Don’t just jump, leap

Lesson learned: Maximizing project throughput.
Category: Resource management / Portfolio management.

The following post is a “Lesson Learned” that comes from the analysis of the failed projects documented in the “Catalogue of Catastrophe” or from the experiences the editorial team have had working with clients around the world. The post is published here to spark discussion and help individuals and organizations think about what it takes to improve project success rates.


Given the rapid pace of change in most markets and the need to use resources as efficiently as possible, organizations want things done as fast as possible. Throughput is the mantra: get as many projects completed in as short a period of time as you possibly can. Meet the customers needs, keep up with competition, pursue the latest ideas, JUMP when the C-suite says JUMP!

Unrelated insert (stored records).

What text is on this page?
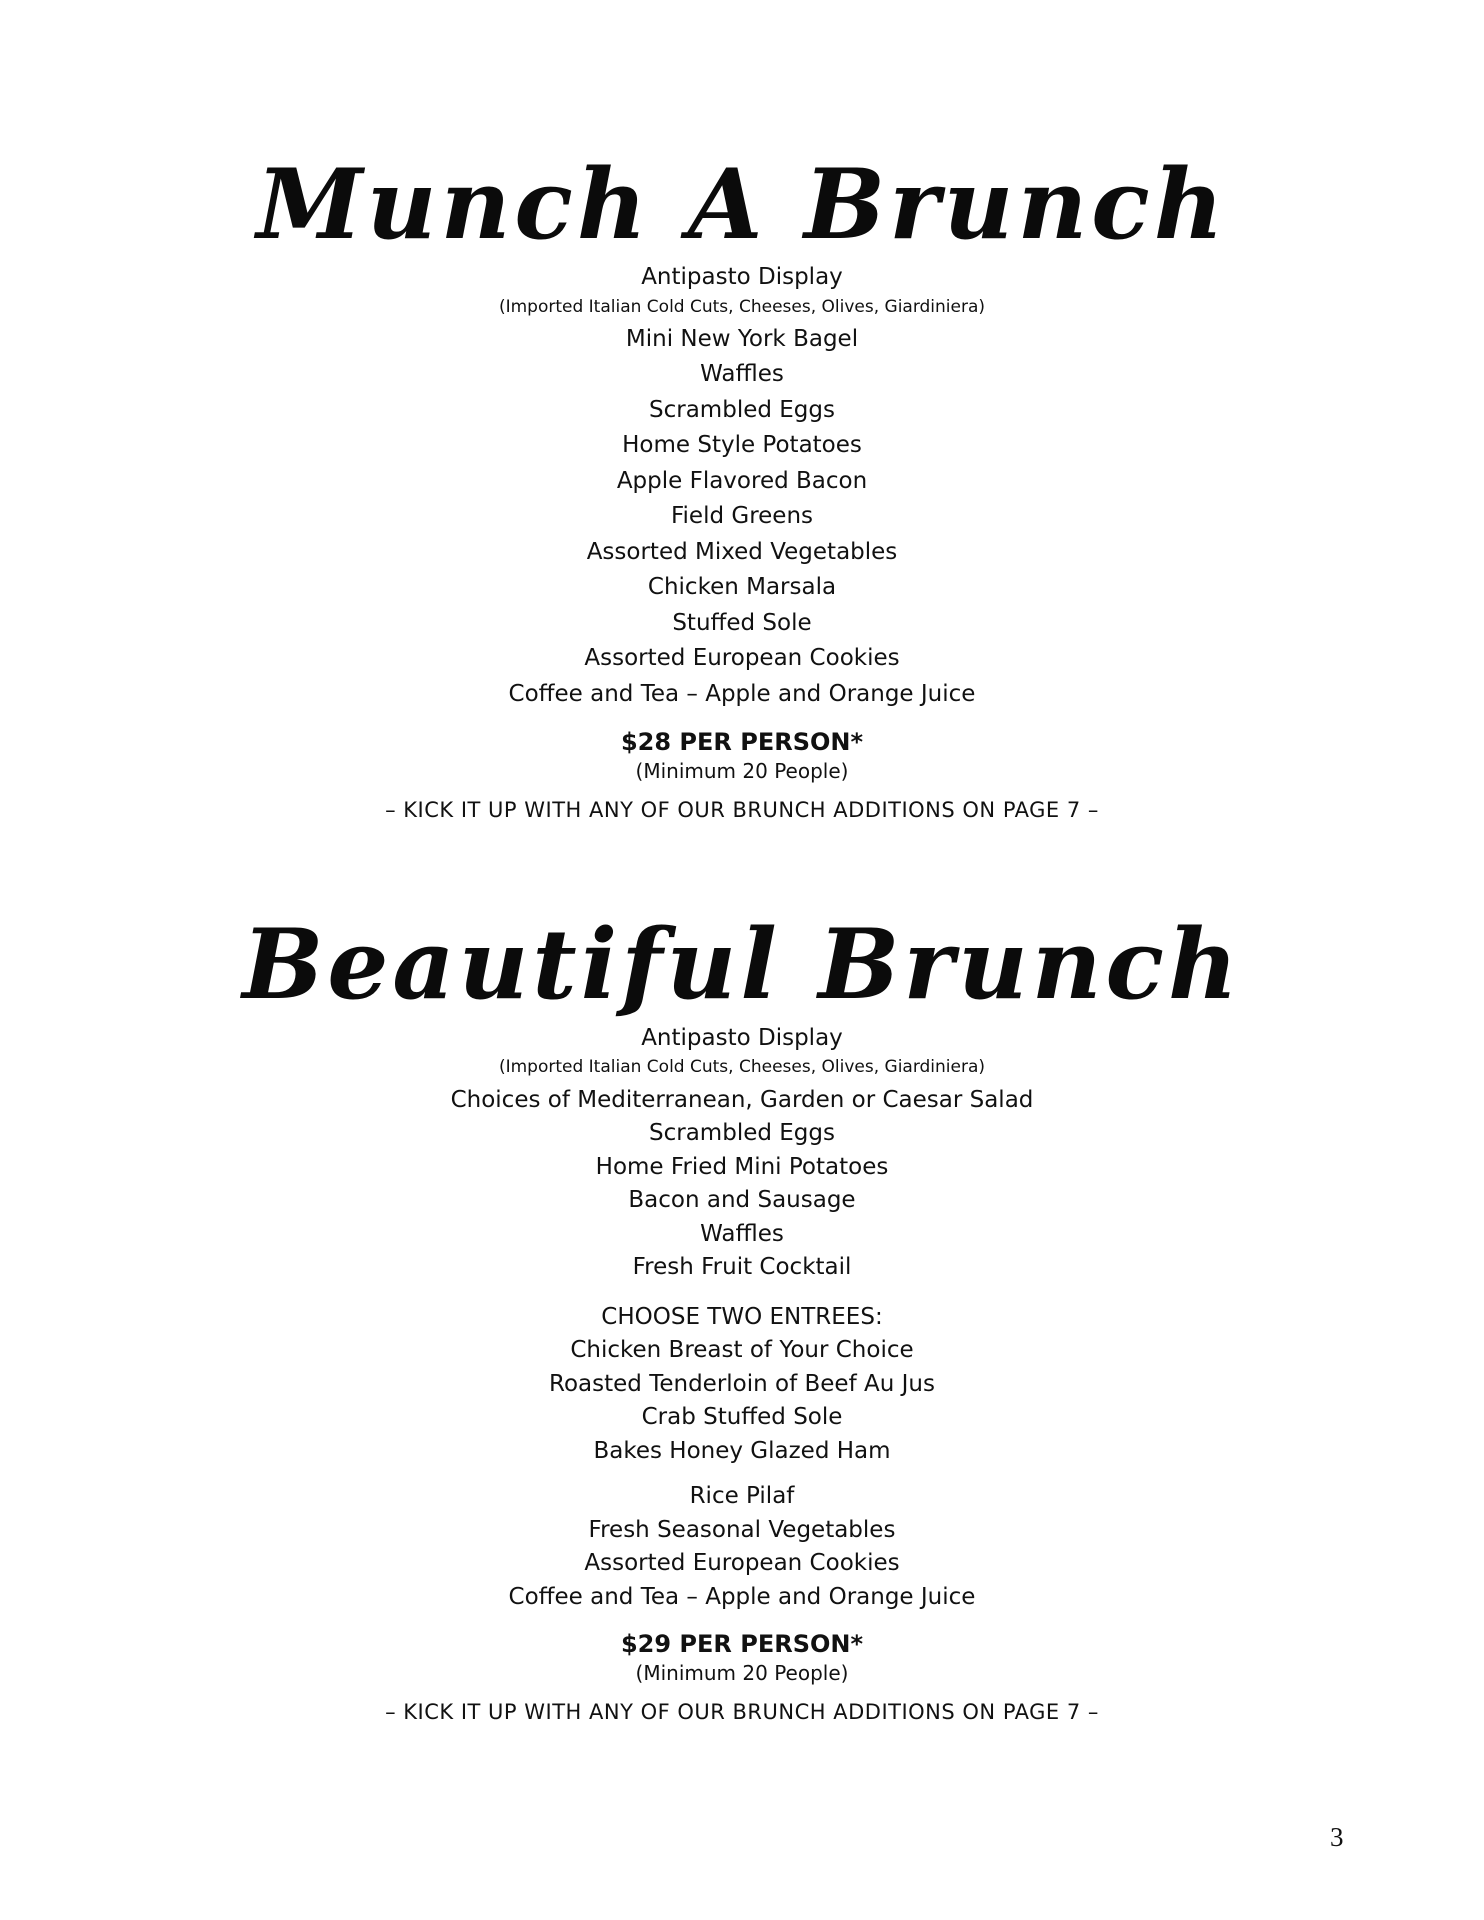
Munch A Brunch
Antipasto Display
(Imported Italian Cold Cuts, Cheeses, Olives, Giardiniera)
Mini New York Bagel
Waffles
Scrambled Eggs
Home Style Potatoes
Apple Flavored Bacon
Field Greens
Assorted Mixed Vegetables
Chicken Marsala
Stuffed Sole
Assorted European Cookies
Coffee and Tea – Apple and Orange Juice

$28 PER PERSON*

(Minimum 20 People)

– KICK IT UP WITH ANY OF OUR BRUNCH ADDITIONS ON PAGE 7 –

Beautiful Brunch
Antipasto Display
(Imported Italian Cold Cuts, Cheeses, Olives, Giardiniera)
Choices of Mediterranean, Garden or Caesar Salad
Scrambled Eggs
Home Fried Mini Potatoes
Bacon and Sausage
Waffles
Fresh Fruit Cocktail
CHOOSE TWO ENTREES:
Chicken Breast of Your Choice
Roasted Tenderloin of Beef Au Jus
Crab Stuffed Sole
Bakes Honey Glazed Ham
Rice Pilaf
Fresh Seasonal Vegetables
Assorted European Cookies
Coffee and Tea – Apple and Orange Juice

$29 PER PERSON*

(Minimum 20 People)

– KICK IT UP WITH ANY OF OUR BRUNCH ADDITIONS ON PAGE 7 –

3
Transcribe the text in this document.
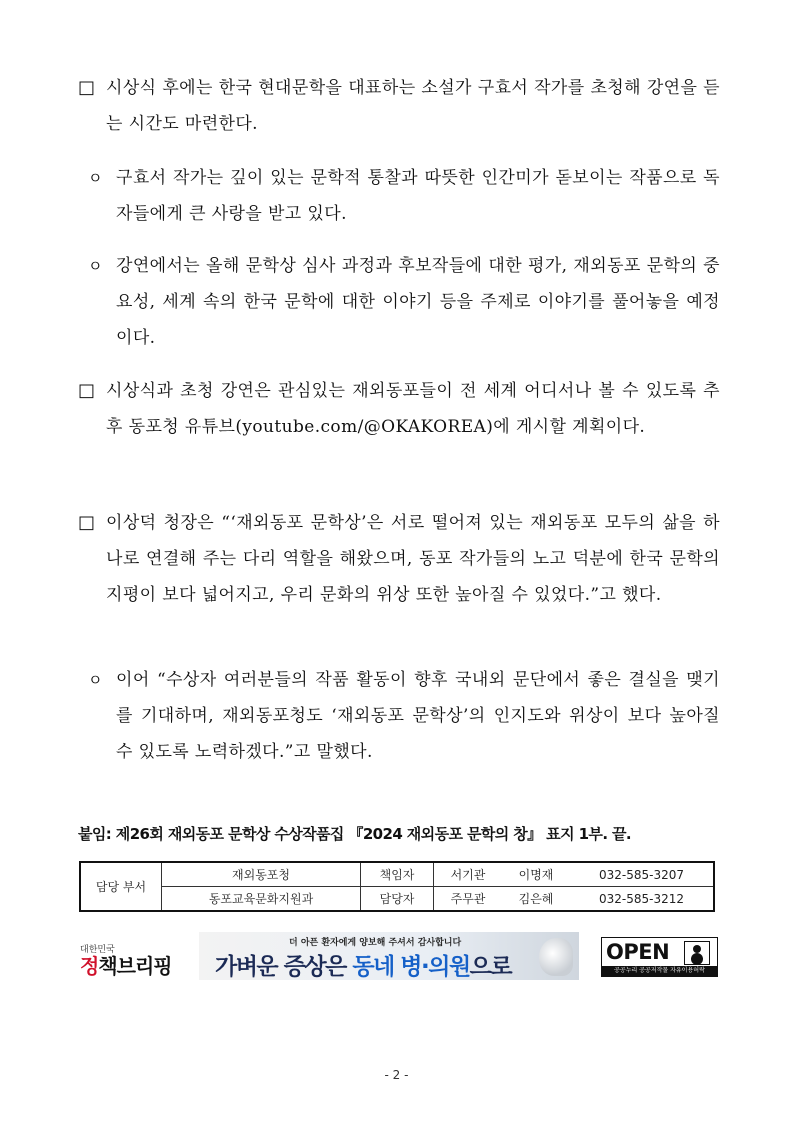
□ 시상식 후에는 한국 현대문학을 대표하는 소설가 구효서 작가를 초청해 강연을 듣는 시간도 마련한다.
ㅇ 구효서 작가는 깊이 있는 문학적 통찰과 따뜻한 인간미가 돋보이는 작품으로 독자들에게 큰 사랑을 받고 있다.
ㅇ 강연에서는 올해 문학상 심사 과정과 후보작들에 대한 평가, 재외동포 문학의 중요성, 세계 속의 한국 문학에 대한 이야기 등을 주제로 이야기를 풀어놓을 예정이다.
□ 시상식과 초청 강연은 관심있는 재외동포들이 전 세계 어디서나 볼 수 있도록 추후 동포청 유튜브(youtube.com/@OKAKOREA)에 게시할 계획이다.
□ 이상덕 청장은 “‘재외동포 문학상’은 서로 떨어져 있는 재외동포 모두의 삶을 하나로 연결해 주는 다리 역할을 해왔으며, 동포 작가들의 노고 덕분에 한국 문학의 지평이 보다 넓어지고, 우리 문화의 위상 또한 높아질 수 있었다.”고 했다.
ㅇ 이어 “수상자 여러분들의 작품 활동이 향후 국내외 문단에서 좋은 결실을 맺기를 기대하며, 재외동포청도 ‘재외동포 문학상’의 인지도와 위상이 보다 높아질 수 있도록 노력하겠다.”고 말했다.
붙임: 제26회 재외동포 문학상 수상작품집 『2024 재외동포 문학의 창』 표지 1부. 끝.
담당 부서	재외동포청	책임자	서기관	이명재	032-585-3207
	동포교육문화지원과	담당자	주무관	김은혜	032-585-3212
대한민국
정책브리핑
더 아픈 환자에게 양보해 주셔서 감사합니다
가벼운 증상은 동네 병·의원으로
OPEN
공공누리 공공저작물 자유이용허락
- 2 -
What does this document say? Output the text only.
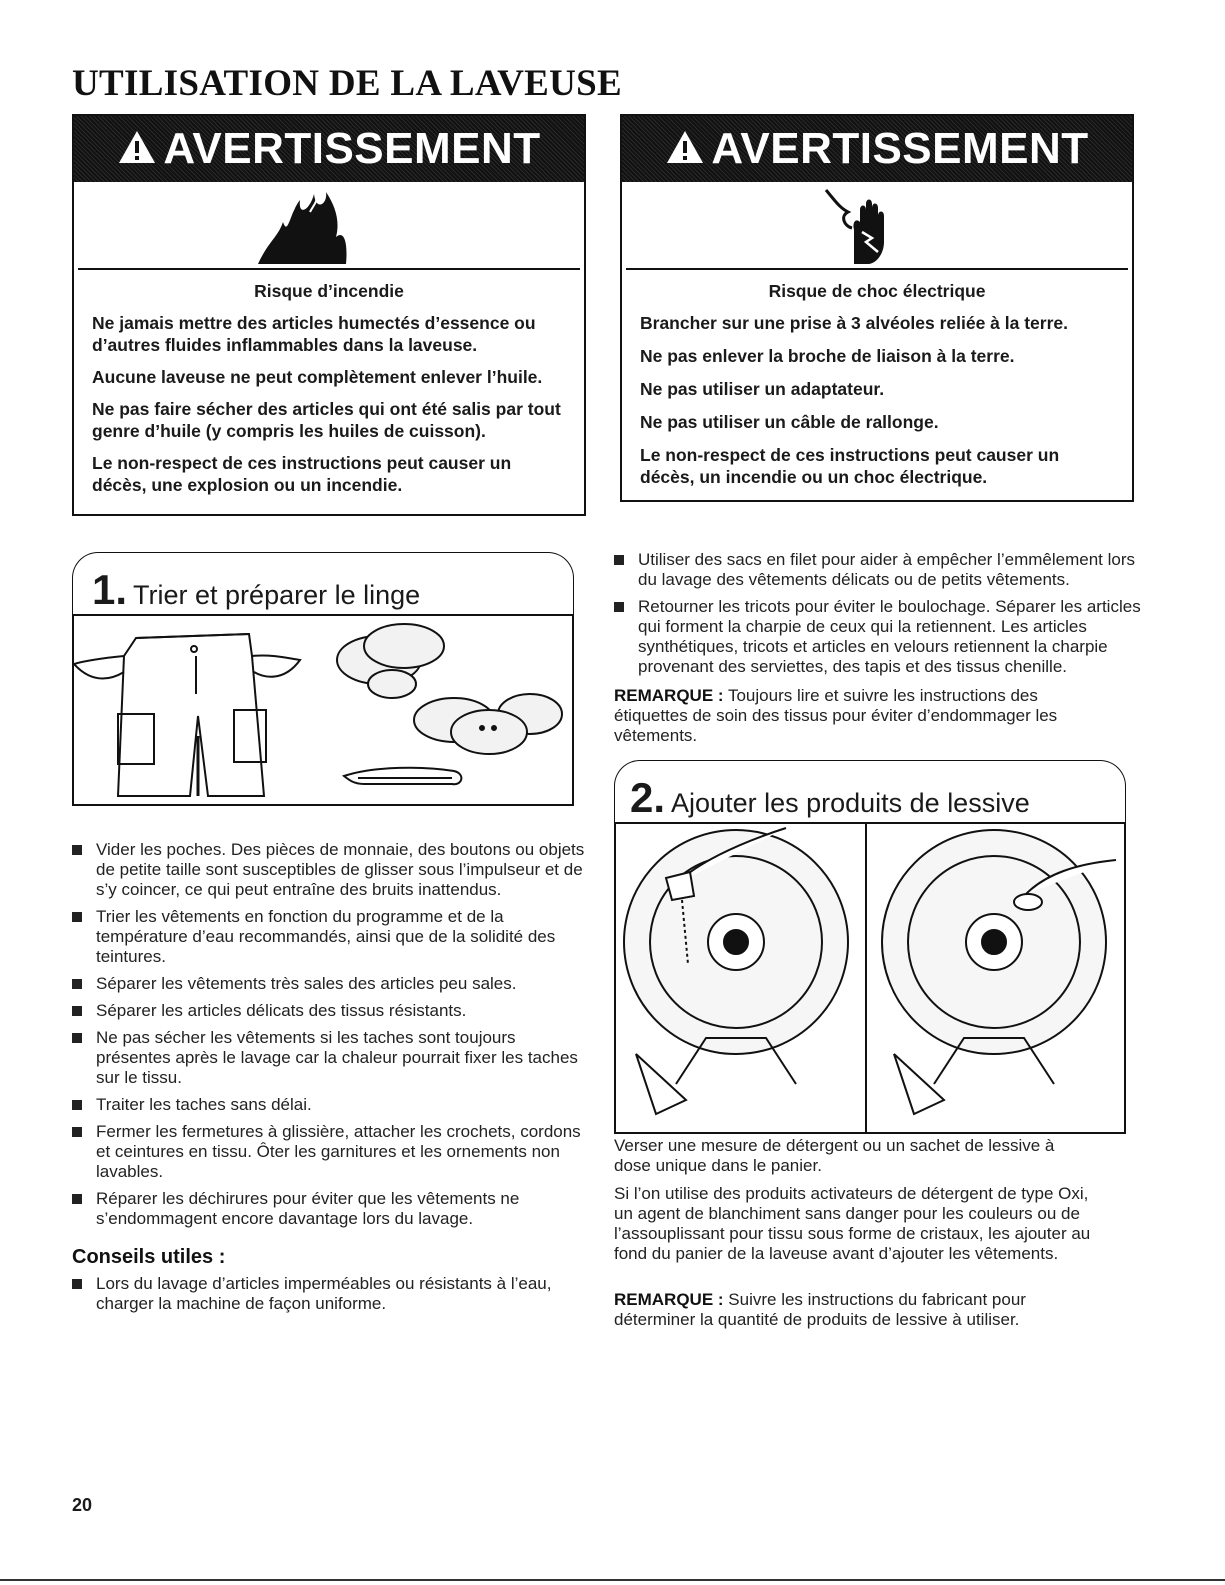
UTILISATION DE LA LAVEUSE
AVERTISSEMENT
Risque d’incendie

Ne jamais mettre des articles humectés d’essence ou d’autres fluides inflammables dans la laveuse.

Aucune laveuse ne peut complètement enlever l’huile.

Ne pas faire sécher des articles qui ont été salis par tout genre d’huile (y compris les huiles de cuisson).

Le non-respect de ces instructions peut causer un décès, une explosion ou un incendie.

AVERTISSEMENT
Risque de choc électrique

Brancher sur une prise à 3 alvéoles reliée à la terre.

Ne pas enlever la broche de liaison à la terre.

Ne pas utiliser un adaptateur.

Ne pas utiliser un câble de rallonge.

Le non-respect de ces instructions peut causer un décès, un incendie ou un choc électrique.

1. Trier et préparer le linge
Vider les poches. Des pièces de monnaie, des boutons ou objets de petite taille sont susceptibles de glisser sous l’impulseur et de s’y coincer, ce qui peut entraîne des bruits inattendus.
Trier les vêtements en fonction du programme et de la température d’eau recommandés, ainsi que de la solidité des teintures.
Séparer les vêtements très sales des articles peu sales.
Séparer les articles délicats des tissus résistants.
Ne pas sécher les vêtements si les taches sont toujours présentes après le lavage car la chaleur pourrait fixer les taches sur le tissu.
Traiter les taches sans délai.
Fermer les fermetures à glissière, attacher les crochets, cordons et ceintures en tissu. Ôter les garnitures et les ornements non lavables.
Réparer les déchirures pour éviter que les vêtements ne s’endommagent encore davantage lors du lavage.
Conseils utiles :
Lors du lavage d’articles imperméables ou résistants à l’eau, charger la machine de façon uniforme.
Utiliser des sacs en filet pour aider à empêcher l’emmêlement lors du lavage des vêtements délicats ou de petits vêtements.
Retourner les tricots pour éviter le boulochage. Séparer les articles qui forment la charpie de ceux qui la retiennent. Les articles synthétiques, tricots et articles en velours retiennent la charpie provenant des serviettes, des tapis et des tissus chenille.
REMARQUE : Toujours lire et suivre les instructions des étiquettes de soin des tissus pour éviter d’endommager les vêtements.
2. Ajouter les produits de lessive
Verser une mesure de détergent ou un sachet de lessive à dose unique dans le panier.
Si l’on utilise des produits activateurs de détergent de type Oxi, un agent de blanchiment sans danger pour les couleurs ou de l’assouplissant pour tissu sous forme de cristaux, les ajouter au fond du panier de la laveuse avant d’ajouter les vêtements.
REMARQUE : Suivre les instructions du fabricant pour déterminer la quantité de produits de lessive à utiliser.
20
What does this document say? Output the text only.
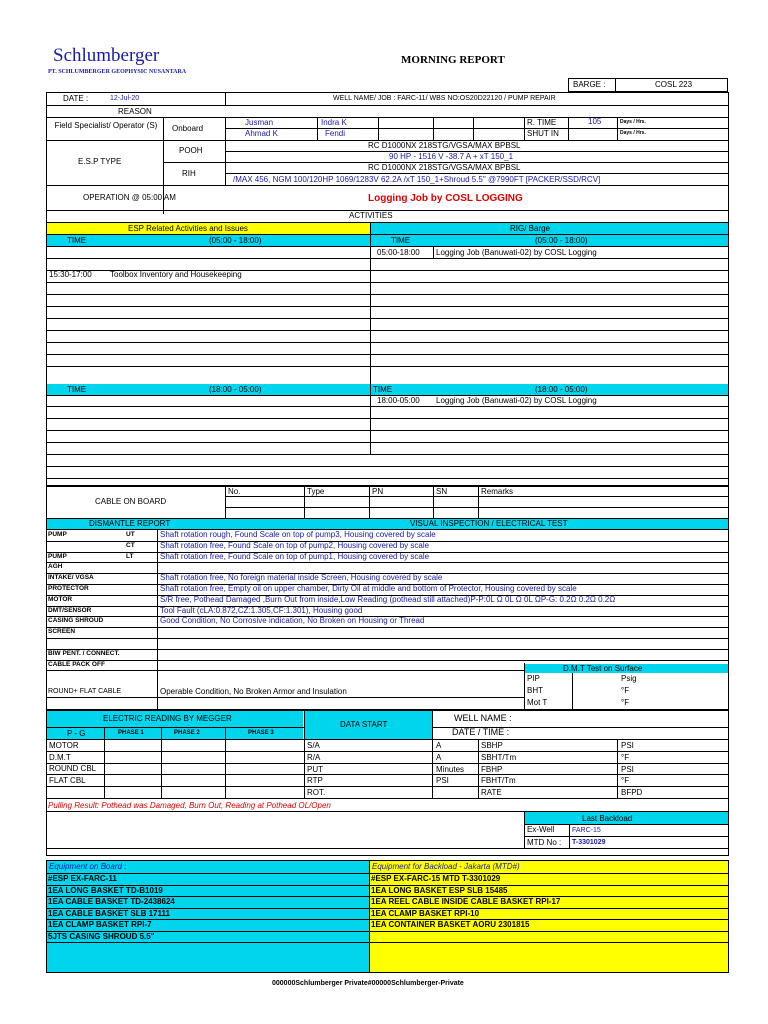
Schlumberger
PT. SCHLUMBERGER GEOPHYSIC NUSANTARA
MORNING REPORT
BARGE :	COSL 223
DATE :	12-Jul-20	WELL NAME/ JOB : FARC-11/ WBS NO:OS20D22120 / PUMP REPAIR
REASON
Field Specialist/ Operator (S)	Onboard
Jusman	Indra K
Ahmad K	Fendi
R. TIME	105	Days / Hrs.
SHUT IN	Days / Hrs.
E.S.P TYPE
POOH
RIH
RC D1000NX 218STG/VGSA/MAX BPBSL
90 HP - 1516 V -38.7 A + xT 150_1
RC D1000NX 218STG/VGSA/MAX BPBSL
/MAX 456, NGM 100/120HP 1069/1283V 62.2A /xT 150_1+Shroud 5.5" @7990FT [PACKER/SSD/RCV]
OPERATION @ 05:00 AM	Logging Job by COSL LOGGING
ACTIVITIES
ESP Related Activities and Issues	RIG/ Barge
TIME	(05:00 - 18:00)	TIME	(05:00 - 18:00)
15:30-17:00 Toolbox Inventory and Housekeeping
05:00-18:00 Logging Job (Banuwati-02) by COSL Logging
TIME	(18:00 - 05:00)	TIME	(18:00 - 05:00)
18:00-05:00 Logging Job (Banuwati-02) by COSL Logging
CABLE ON BOARD
No.	Type	PN	SN	Remarks
DISMANTLE REPORT	VISUAL INSPECTION / ELECTRICAL TEST
PUMP	UT	Shaft rotation rough, Found Scale on top of pump3, Housing covered by scale
CT	Shaft rotation free, Found Scale on top of pump2, Housing covered by scale
PUMP	LT	Shaft rotation free, Found Scale on top of pump1, Housing covered by scale
AGH
INTAKE/ VGSA	Shaft rotation free, No foreign material inside Screen, Housing covered by scale
PROTECTOR	Shaft rotation free, Empty oil on upper chamber, Dirty Oil at middle and bottom of Protector, Housing covered by scale
MOTOR	S/R free, Pothead Damaged ,Burn Out from inside,Low Reading (pothead still attached)P-P:0L Ω 0L Ω 0L ΩP-G: 0.2Ω 0.2Ω 0.2Ω
DMT/SENSOR	Tool Fault (cLA:0.872,CZ:1.305,CF:1.301), Housing good
CASING SHROUD	Good Condition, No Corrosive indication, No Broken on Housing or Thread
SCREEN
BIW PENT. / CONNECT.
CABLE PACK OFF	D.M.T Test on Surface
PIP	Psig
BHT	°F
Mot T	°F
ROUND+ FLAT CABLE	Operable Condition, No Broken Armor and Insulation
ELECTRIC READING BY MEGGER
DATA START
WELL NAME :
DATE / TIME :
P - G	PHASE 1	PHASE 2	PHASE 3
MOTOR
D.M.T
ROUND CBL
FLAT CBL
S/A	A	SBHP	PSI
R/A	A	SBHT/Tm	°F
PUT	Minutes FBHP	PSI
RTP	PSI	FBHT/Tm	°F
ROT.	RATE	BFPD
Pulling Result: Pothead was Damaged, Burn Out, Reading at Pothead OL/Open
Last Backload
Ex-Well	FARC-15
MTD No : T-3301029
Equipment on Board :	Equipment for Backload - Jakarta (MTD#)
#ESP EX-FARC-11	#ESP EX-FARC-15 MTD T-3301029
1EA LONG BASKET TD-B1019	1EA LONG BASKET ESP SLB 15485
1EA CABLE BASKET TD-2438624	1EA REEL CABLE INSIDE CABLE BASKET RPI-17
1EA CABLE BASKET SLB 17111	1EA CLAMP BASKET RPI-10
1EA CLAMP BASKET RPI-7	1EA CONTAINER BASKET AORU 2301815
5JTS CASING SHROUD 5.5"
000000Schlumberger Private#00000Schlumberger-Private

While such pressures are fully understandable, organizations need to be careful that they don’t bite off more than they can chew. Like the proverbial kid in the candy store, organizations can easily end up with more projects in progress than they have the capability to either manage or deliver. When that happens there can be serious side affects. Staff can become overloaded, stress levels can build and productivity can drop. Priorities keep shifting, confusion builds and staff loose faith that their senior leadership team have the skills to successfully move the organization forward. Falling morale and a burned out workforce slow the pipeline of work still further and the organization runs the risk of entering a death spiral in which many projects get initiated, but far fewer get finished. Given that business results come from projects delivered, not concepts floated or work in progress, biting off more than you can chew can be the slipper slope down which a business failure builds up its momentum.

Of course one way to improve the situation is to get control over the portfolio of projects and match the flow of projects to the available resources (project portfolio management combined with enterprise resource management). Those two are basics that every organization needs to put in place. Beyond that the burning question is: how do we increase project productivity as much as we possibly can?

Working as both a consultant and a trainer provides me the opportunity to work with people from many, many organizations. As such I’m able to contrast successful organizations with organizations that are struggling. In doing so there are some clear lessons learned that can help organizations become as productive as they can be. For discussion purposes here is a sampling of some of the most important themes that come through from that contrast;

  1. Prioritize skills & training over adding layers of bureaucracy – Projects move quickly when people with the right skills and knowledge are able to make decisions without being encumbered by unnecessary bureaucracy. Some organizations continually under invest in skills development and skills acquisition and instead try and rely on levels of bureaucracy to ensure good decisions get made. Skills are the multiplier of productivity while layers of unnecessary bureaucracy are the brakes that bind on the wheels of progress.
  2. Physically co-locate the team – Where teams are directly in touch with each other communications flows can dramatically improve. Relationships can build and decisions can be made much more swiftly. While “virtual-team” technologies are good and getting better, there is still no substitute for physically sitting next to someone on a daily basis. Where cross-disciplinary teams are able to co-locate things can really start to happen.
  3. Dedicate the team to the project – Where team members are supporting many projects simultaneously they are juggling multiple balls. Each time they shift between projects they are context shifting and loosing focus. Successful organizations tend to be the ones who allow their people to focus.
  4. Stabilize commitments and key decisions – The role of the Project Sponsor is in many ways the most important, where sponsors fail to understand their role or keep flip-flopping their decisions the foundation upon which the project stands is in continual flux. Sponsors need to think hard about what it is they want so that projects get off to a clean start. Poorly considered project initiations lead to churn and inefficiencies that sap energy from the organization.
  5. Establish a meaningful process – While skills matter, so too does having an efficient process. A good project lifecycle ensures the right decisions are made in the right sequence and at the right time. A lack of process means decisions are likely to churn and that chaos will burn.
  6. Communicate frequently and meaningfully – Shorter, but more rapid and efficient interactions are generally better than long more spread out interactions. Inefficient meetings and poor communications are one of the biggest problems some organizations face. Meetings and communications are tools to be used, sadly few organizations train their staff in how to use those tools effectively.

Periodically organizations need to slow down and consider whether their practices are supporting or hindering productivity. A facilitated session where the management team steps backs and takes a hard look at their practices can be a great thing to do. The above list is food for thought, but often the best ideas come from within. Failure to do so often leaves the organization surrounded by fires. When you’re surrounded by fires you may end up simply jumping up and down rather than taking that all important leap forward.

Resolution strategies to consider:

Investing in training (both for project team members and sponsors) / co-location of the project team / project portfolio practices / enterprise level resource management / empowered team members / streamlined processes and methodologies / bureaucracy reduced to the minimum necessary.